3. I concluded with the comment "it is almost certain that one could
reduce printing times slightly by replacing the ordinary plate glass
in our vacuum frames or contact printing frames with speciality
glasses that allow the transmittance of a higher percentage of UV
radiation," but that in my own cases I had considered this carefully
and "determined that it is not worth the trouble."
I conclude from your comments that you believe one of the advantages
of Starphire glass is that it allows "more lower end light to pass,
such as 320 nm to 360 nm." However, many Pt./Pd. printers are using
light sources which are totally absent of radiation in this range.
For example, if you look at a SPD chart (spectral power distribution)
of the Philips Super Actinic tube, which is very popular among
Pt./Pd. printers, you will see that there is virtually no radiation
below 360 nm, and none at all below 350 nm.

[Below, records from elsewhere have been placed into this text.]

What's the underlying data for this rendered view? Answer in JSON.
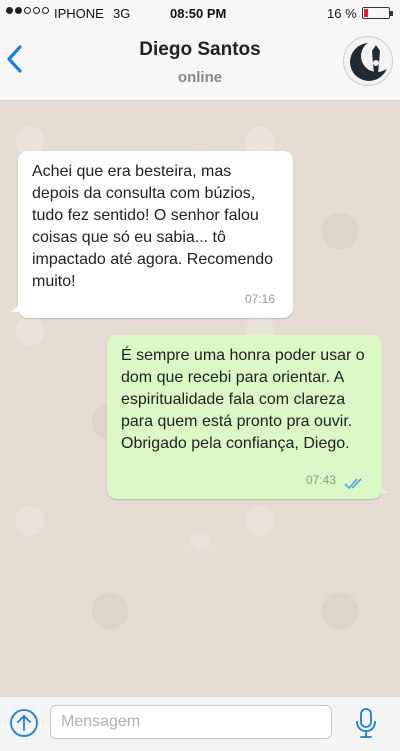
{
  "status_bar": {
    "carrier": "IPHONE",
    "network": "3G",
    "time": "08:50 PM",
    "battery_percent": "16 %",
    "battery_level": 0.16,
    "signal_bars_filled": 2,
    "signal_bars_total": 5
  },
  "header": {
    "contact_name": "Diego Santos",
    "contact_status": "online"
  },
  "messages": [
    {
      "direction": "incoming",
      "text": "Achei que era besteira, mas depois da consulta com búzios, tudo fez sentido! O senhor falou coisas que só eu sabia... tô impactado até agora. Recomendo muito!",
      "time": "07:16"
    },
    {
      "direction": "outgoing",
      "text": "É sempre uma honra poder usar o dom que recebi para orientar. A espiritualidade fala com clareza para quem está pronto pra ouvir. Obrigado pela confiança, Diego.",
      "time": "07:43",
      "read": true
    }
  ],
  "input": {
    "placeholder": "Mensagem",
    "value": ""
  },
  "colors": {
    "accent": "#1c7ed6",
    "incoming_bubble": "#ffffff",
    "outgoing_bubble": "#dcf8c6",
    "chat_background": "#e5ddd3",
    "read_ticks": "#4fa6e0",
    "battery_low": "#e0242a"
  },
  "icons": {
    "back": "chevron-left-icon",
    "avatar": "crescent-moon-logo",
    "send": "arrow-up-circle-icon",
    "mic": "microphone-icon",
    "read": "double-check-icon"
  }
}
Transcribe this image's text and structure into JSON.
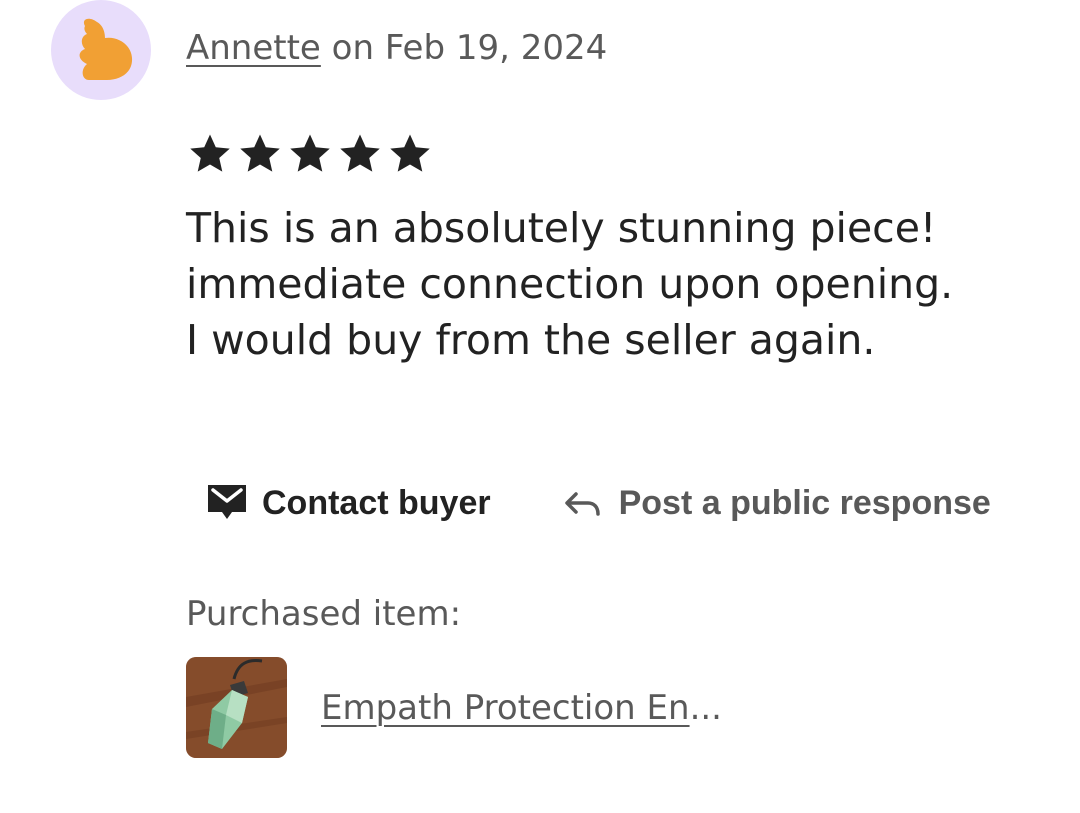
{
  "review": {
    "reviewer_name": "Annette",
    "date_text": " on Feb 19, 2024",
    "rating": 5,
    "rating_max": 5,
    "text_lines": [
      "This is an absolutely stunning piece!",
      "immediate connection upon opening.",
      "I would buy from the seller again."
    ]
  },
  "actions": {
    "contact_label": "Contact buyer",
    "public_response_label": "Post a public response"
  },
  "purchased": {
    "label": "Purchased item:",
    "item_title_visible": "Empath Protection En",
    "item_title_ellipsis": "..."
  },
  "icons": {
    "avatar": "hand-avatar-icon",
    "star": "star-icon",
    "contact": "envelope-icon",
    "reply": "reply-arrow-icon"
  },
  "colors": {
    "avatar_bg": "#e8ddfb",
    "avatar_figure": "#f1a034",
    "text_primary": "#222222",
    "text_secondary": "#595959"
  }
}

So if anyone finds a
significant increase in printing speed with the Starphire glass using
the SA tubes it must be due to greater transmission in the upper UV
range, not in the lower end.
Sandy
>But the light out put of the two type is not same. I recently acquired Dick
>Arentz' book on platinum printing to have as a reference when students show
>talking about it, as well as to read Mark Nelson's bit on digital negs. The
>very first page I opened just happened to be about specialty glass; UV type.
>He went on to talk about Starphire (misspelled Starfire) and concluded it
>had no advantage, based primarily on wave lengths above 400 nm. It has very
>little if any advantage at those wave lengths, which a simple review of the
>transmission data would tell you. Certain glass like Starphire, allow much
>more lower end light to pass, such as 320 nm to 360 nm. If the material you
>are using is sensitive to those wave lengths such as platinum vs palladium,
>then adding light in those wave lengths will speed up your process.
>
>
>I don't think that that much change would be anticipated. BLB typically
>output mostly between 350 and 370 with the peak at 360. While the BL has a
>much broader output, but also peaks at 360. Your glass would need to be
>blocking light right at or near 360 to see such a dramatic change.
>
>Was your stack of paper constant? And as Sandy pointed out light output will
>fall off after a warm in period.
>
>
>Eric Neilsen Photography
>4101 Commerce Street
>Suite 9
>Dallas, TX 75226
>http://e.neilsen.home.att.net
>http://ericneilsenphotography.com
>
>> -----Original Message-----
>> From: ryberg [mailto:cryberg@comcast.net]
>> Sent: Tuesday, November 15, 2005 5:10 PM
>> To: alt-photo-process-l@sask.usask.ca
>> Subject: Re: BL vs BLB tubes for cyanotype
>>
>> Michael,
>> Well, I suppose my glass could be extra transparent to UV, but it is
>> the same glass that I used with the BLB tubes which took 15 minutes.